Ultimo momento definito critico per il soggetto è rappresentato dalla fase prossima alla scarcerazione, durante il quale insorgono una serie di preoccupazioni e ansie legate al reinserimento all’interno della società libera, che per molti può rappresentare un momento di forte difficoltà.
Il tema legato alla tutela della salute mentale in carcere sicuramente rappresenta uno dei nodi più difficili da sciogliere, per la necessità da una parte di garantire cure adeguate che rendano il contesto detentivo quanto meno possibile peggiorativo del disagio psichico, dall’altra per la necessità di assicurare la sicurezza della società libera e all’interno degli istituti stessi.
Lo scopo formale è quello di garantire a questi soggetti un’attività di tipo terapeutico e riabilitativo in maniera continuativa e individualizzata.
Le articolazioni per la salute mentale
Il vigente ordinamento penitenziario, nello specifico il regolamento di esecuzione D.P.R 230/2000 agli artt.111 e 112, prevede la possibilità di assegnare detenuti affetti da patologie psichiatriche in sezioni speciali, oggi denominate “articolazioni per la salute mentale”, volte a garantire servizi di assistenza rafforzata per rendere il regime carcerario compatibile con i disturbi psichiatrici.
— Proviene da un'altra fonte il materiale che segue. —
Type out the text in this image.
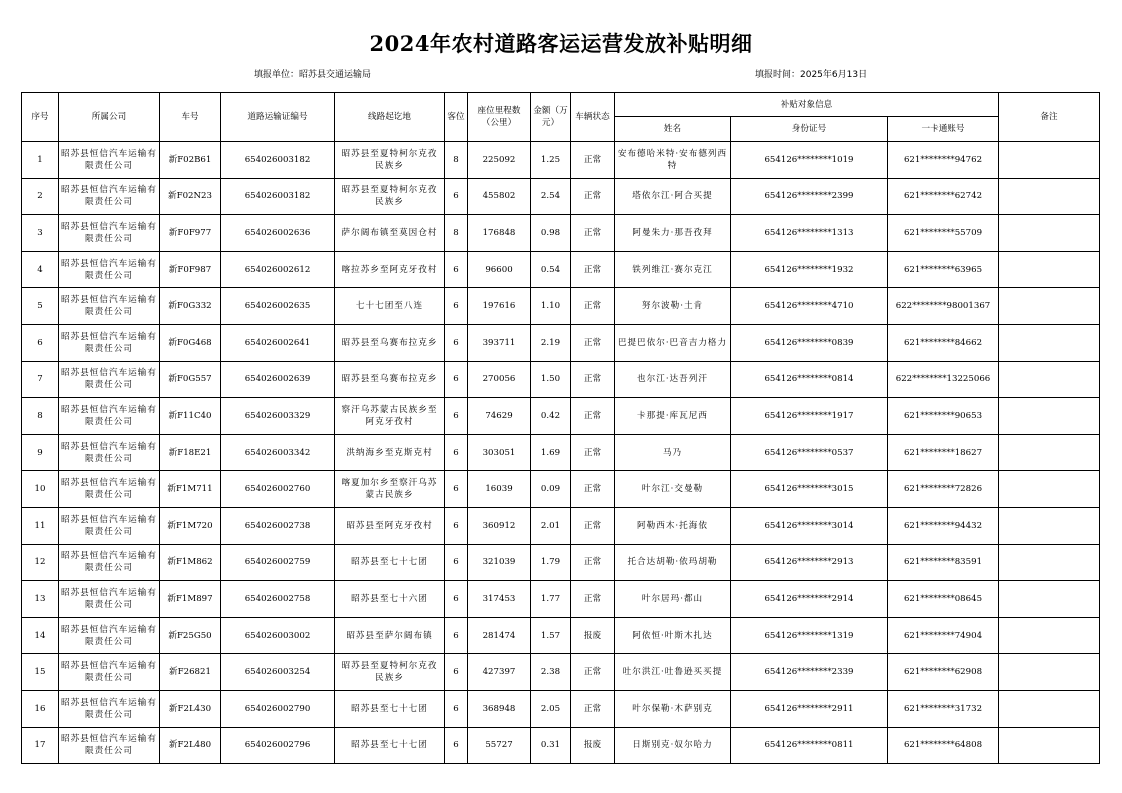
2024年农村道路客运运营发放补贴明细
填报单位：昭苏县交通运输局	填报时间：2025年6月13日
序号	所属公司	车号	道路运输证编号	线路起讫地	客位	座位里程数（公里）	金额（万元）	车辆状态	补贴对象信息			备注
									姓名	身份证号	一卡通账号	
1	昭苏县恒信汽车运输有限责任公司	新F02B61	654026003182	昭苏县至夏特柯尔克孜民族乡	8	225092	1.25	正常	安布德哈米特·安布德列西特	654126********1019	621********94762	
2	昭苏县恒信汽车运输有限责任公司	新F02N23	654026003182	昭苏县至夏特柯尔克孜民族乡	6	455802	2.54	正常	塔依尔江·阿合买提	654126********2399	621********62742	
3	昭苏县恒信汽车运输有限责任公司	新F0F977	654026002636	萨尔阔布镇至莫因仓村	8	176848	0.98	正常	阿曼朱力·那吾孜拜	654126********1313	621********55709	
4	昭苏县恒信汽车运输有限责任公司	新F0F987	654026002612	喀拉苏乡至阿克牙孜村	6	96600	0.54	正常	铁列维江·赛尔克江	654126********1932	621********63965	
5	昭苏县恒信汽车运输有限责任公司	新F0G332	654026002635	七十七团至八连	6	197616	1.10	正常	努尔波勒·土肯	654126********4710	622********98001367	
6	昭苏县恒信汽车运输有限责任公司	新F0G468	654026002641	昭苏县至乌赛布拉克乡	6	393711	2.19	正常	巴提巴依尔·巴音吉力格力	654126********0839	621********84662	
7	昭苏县恒信汽车运输有限责任公司	新F0G557	654026002639	昭苏县至乌赛布拉克乡	6	270056	1.50	正常	也尔江·达吾列汗	654126********0814	622********13225066	
8	昭苏县恒信汽车运输有限责任公司	新F11C40	654026003329	察汗乌苏蒙古民族乡至阿克牙孜村	6	74629	0.42	正常	卡那提·库瓦尼西	654126********1917	621********90653	
9	昭苏县恒信汽车运输有限责任公司	新F18E21	654026003342	洪纳海乡至克斯克村	6	303051	1.69	正常	马乃	654126********0537	621********18627	
10	昭苏县恒信汽车运输有限责任公司	新F1M711	654026002760	喀夏加尔乡至察汗乌苏蒙古民族乡	6	16039	0.09	正常	叶尔江·交曼勒	654126********3015	621********72826	
11	昭苏县恒信汽车运输有限责任公司	新F1M720	654026002738	昭苏县至阿克牙孜村	6	360912	2.01	正常	阿勒西木·托海依	654126********3014	621********94432	
12	昭苏县恒信汽车运输有限责任公司	新F1M862	654026002759	昭苏县至七十七团	6	321039	1.79	正常	托合达胡勒·依玛胡勒	654126********2913	621********83591	
13	昭苏县恒信汽车运输有限责任公司	新F1M897	654026002758	昭苏县至七十六团	6	317453	1.77	正常	叶尔居玛·都山	654126********2914	621********08645	
14	昭苏县恒信汽车运输有限责任公司	新F25G50	654026003002	昭苏县至萨尔阔布镇	6	281474	1.57	报废	阿依恒·叶斯木扎达	654126********1319	621********74904	
15	昭苏县恒信汽车运输有限责任公司	新F26821	654026003254	昭苏县至夏特柯尔克孜民族乡	6	427397	2.38	正常	吐尔洪江·吐鲁逊买买提	654126********2339	621********62908	
16	昭苏县恒信汽车运输有限责任公司	新F2L430	654026002790	昭苏县至七十七团	6	368948	2.05	正常	叶尔保勒·木萨别克	654126********2911	621********31732	
17	昭苏县恒信汽车运输有限责任公司	新F2L480	654026002796	昭苏县至七十七团	6	55727	0.31	报废	日斯别克·奴尔哈力	654126********0811	621********64808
Tali reparti sono destinati a condannati o internati che sviluppino una patologia psichiatrica durante la detenzione o a condannati affetti da vizio parziale di mente, e si prevede che la permanenza nelle suddette sezioni non debba essere superiore a trenta giorni. Lo scopo formale è quello di garantire a questi soggetti un’attività di tipo terapeutico e riabilitativo in maniera continuativa e individualizzata. Tuttavia, le criticità che si riscontrano all’interno di queste sezioni, in molti casi del tutto sprovviste di adeguati percorsi trattamentali e risocializzanti, finiscono per rendere nulle le intenzioni di cura che il legislatore si era posto come fine ultimo, diventando terreno fertile per il peggioramento delle patologie dei soggetti che ne vengono ristretti. Molto spesso infatti, l’approccio terapeutico nelle sezioni di osservazione si limita al contenimento del detenuto, spesso in acuzie, e alla somministrazione della terapia farmacologica, dando priorità alle ragioni di ordine e sicurezza, come dimostrato dalla presenza in alcuni di questi reparti delle cosiddette celle lisce.
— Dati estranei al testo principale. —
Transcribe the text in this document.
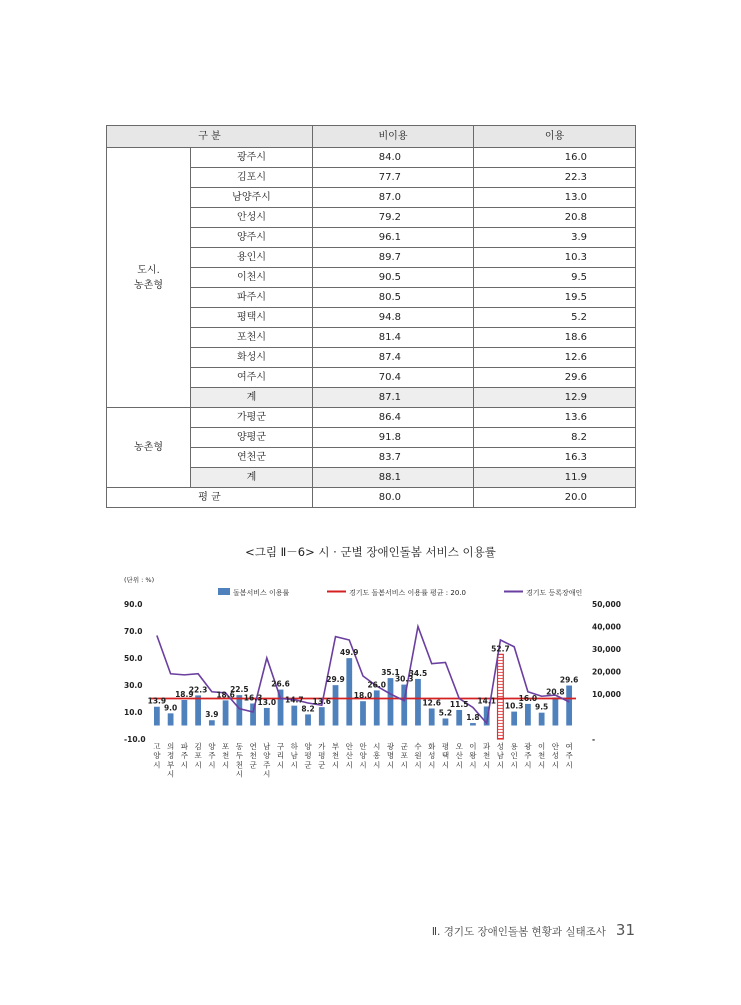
구 분		비이용	이용
도시.
농촌형	광주시	84.0	16.0
	김포시	77.7	22.3
	남양주시	87.0	13.0
	안성시	79.2	20.8
	양주시	96.1	3.9
	용인시	89.7	10.3
	이천시	90.5	9.5
	파주시	80.5	19.5
	평택시	94.8	5.2
	포천시	81.4	18.6
	화성시	87.4	12.6
	여주시	70.4	29.6
	계	87.1	12.9
농촌형	가평군	86.4	13.6
	양평군	91.8	8.2
	연천군	83.7	16.3
	계	88.1	11.9
평 균		80.0	20.0
<그림 Ⅱ－6> 시 · 군별 장애인돌봄 서비스 이용률
(단위 : %)
돌봄서비스 이용률	경기도 돌봄서비스 이용률 평균 : 20.0	경기도 등록장애인
90.0
70.0
50.0
30.0
10.0
-10.0
50,000
40,000
30,000
20,000
10,000
-
13.9
9.0
18.9
22.3
3.9
18.6
22.5
16.3
13.0
26.6
14.7
8.2
13.6
29.9
49.9
18.0
26.0
35.1
30.3
34.5
12.6
5.2
11.5
1.8
14.1
52.7
10.3
16.0
9.5
20.8
29.6
고 양 시
의 정 부 시
파 주 시
김 포 시
양 주 시
포 천 시
동 두 천 시
연 천 군
남 양 주 시
구 리 시
하 남 시
양 평 군
가 평 군
부 천 시
안 산 시
안 양 시
시 흥 시
광 명 시
군 포 시
수 원 시
화 성 시
평 택 시
오 산 시
이 왕 시
과 천 시
성 남 시
용 인 시
광 주 시
이 천 시
안 성 시
여 주 시
Ⅱ. 경기도 장애인돌봄 현황과 실태조사 31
Per comprendere più a fondo la questione relativa alle articolazioni per la salute mentale, prendiamo in esame proprio la Casa circondariale “Lorusso e Cutugno” di Torino, nello specifico il reparto “Sestante”. Lo stesso rappresenta il centro di riferimento regionale per la cura delle più gravi malattie mentali manifestate dai detenuti, ed è anche uno dei centri di riferimento dell’Amministrazione penitenziaria a livello nazionale.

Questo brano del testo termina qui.